Joe Biden a beaucoup œuvré à ce rapprochement. Les dirigeants japonais et coréen ont été les premiers leaders étrangers à être invités à la Maison-Blanche, en 2021, et le président s’est rendu en visite officielle dans les deux pays. Dans le même temps, il a travaillé à développer d’autres partenariats dans la région pour contrer la Chine, comme le Quad, une alliance formée entre les États-Unis, le Japon, l’Australie et l’Inde. Il a aussi signé un pacte de sécurité avec la Grande-Bretagne et l’Australie, l’Aukus, et accru la présence militaire américaine aux Philippines…
Pour marquer l’importance de l’événement, le sommet s’est tenu non pas à Washington mais à Camp David, un lieu hautement symbolique. C’est dans cette propriété en pleine nature, au fin fond du Maryland, que le président Franklin Roosevelt avait invité en 1943 le premier ministre britannique Winston Churchill. C’est là aussi qu’en 1959, en pleine guerre froide, le président Eisenhower avait reçu Nikita Khrouchchev. En 1978, les accords de paix entre Israël et l’Égypte y ont été négociés.

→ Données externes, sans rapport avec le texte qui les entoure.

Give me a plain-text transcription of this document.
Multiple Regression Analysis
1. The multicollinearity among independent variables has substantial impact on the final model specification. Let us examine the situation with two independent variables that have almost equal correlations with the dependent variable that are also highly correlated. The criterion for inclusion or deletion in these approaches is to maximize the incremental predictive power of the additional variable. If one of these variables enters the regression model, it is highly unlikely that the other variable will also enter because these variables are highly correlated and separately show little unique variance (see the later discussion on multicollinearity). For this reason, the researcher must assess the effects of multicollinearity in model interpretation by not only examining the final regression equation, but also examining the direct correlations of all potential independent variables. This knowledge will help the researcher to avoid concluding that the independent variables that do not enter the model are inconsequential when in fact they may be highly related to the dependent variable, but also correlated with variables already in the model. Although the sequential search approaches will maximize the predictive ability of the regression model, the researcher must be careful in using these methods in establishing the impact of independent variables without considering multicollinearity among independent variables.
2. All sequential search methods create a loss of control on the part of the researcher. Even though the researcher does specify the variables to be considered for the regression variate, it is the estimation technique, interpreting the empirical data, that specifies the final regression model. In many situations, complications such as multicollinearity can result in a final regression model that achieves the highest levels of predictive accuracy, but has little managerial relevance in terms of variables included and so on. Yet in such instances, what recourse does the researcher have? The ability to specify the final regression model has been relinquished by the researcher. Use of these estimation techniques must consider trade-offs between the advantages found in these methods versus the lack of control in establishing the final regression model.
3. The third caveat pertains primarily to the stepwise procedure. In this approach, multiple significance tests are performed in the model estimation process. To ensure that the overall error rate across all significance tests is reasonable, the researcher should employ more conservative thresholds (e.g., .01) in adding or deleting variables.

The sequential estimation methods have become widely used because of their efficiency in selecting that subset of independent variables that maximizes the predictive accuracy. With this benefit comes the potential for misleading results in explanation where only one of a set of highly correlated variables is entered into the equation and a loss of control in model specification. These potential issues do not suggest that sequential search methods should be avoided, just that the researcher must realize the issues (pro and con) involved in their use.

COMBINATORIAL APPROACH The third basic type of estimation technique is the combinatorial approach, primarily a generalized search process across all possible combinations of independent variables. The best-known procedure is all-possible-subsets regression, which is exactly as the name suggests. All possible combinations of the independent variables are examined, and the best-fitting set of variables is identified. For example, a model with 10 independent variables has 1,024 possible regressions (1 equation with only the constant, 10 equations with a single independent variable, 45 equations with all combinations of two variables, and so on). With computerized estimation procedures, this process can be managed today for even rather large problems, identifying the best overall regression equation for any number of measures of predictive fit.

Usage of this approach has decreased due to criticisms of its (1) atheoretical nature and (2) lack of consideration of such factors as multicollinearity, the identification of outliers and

Les trois pays devaient annoncer une coopération renforcée en termes de sécurité nationale avec une expansion de leurs exercices militaires, davantage de coordination en matière de défense de missile balistique et d’échange de renseignements. Ils vont également mettre en place des rencontres annuelles et un canal de communication en cas de crise. Ils ont approuvé un «engagement à se consulter», ce qui veut dire qu’une menace contre l’un des trois pays serait considérée comme une menace contre tous. L’accord ne va pas jusqu’à mettre en place un mécanisme comme celui de l’article 5 de l’Otan, qui oblige les alliés à agir en cas d’attaque sur l’un des membres. «Les trois pays reconnaissent un intérêt commun à avoir une réponse cohérente et coordonnée », a précisé Jake Sullivan, le conseil pour la sécurité nationale du président américain, ce qui est beaucoup moins contraignant.
«L’entière stratégie de la Chine est fondée sur le postulat que les alliés numéro un et numéro deux de l’Amérique dans la région ne peuvent pas travailler ensemble et être sur la même longueur d’onde», a déclaré Rahm Emanuel, l’ambassadeur américain au Japon lors d’une conférence récente à la Brookings Institution. Cette relation tripartite «change la donne».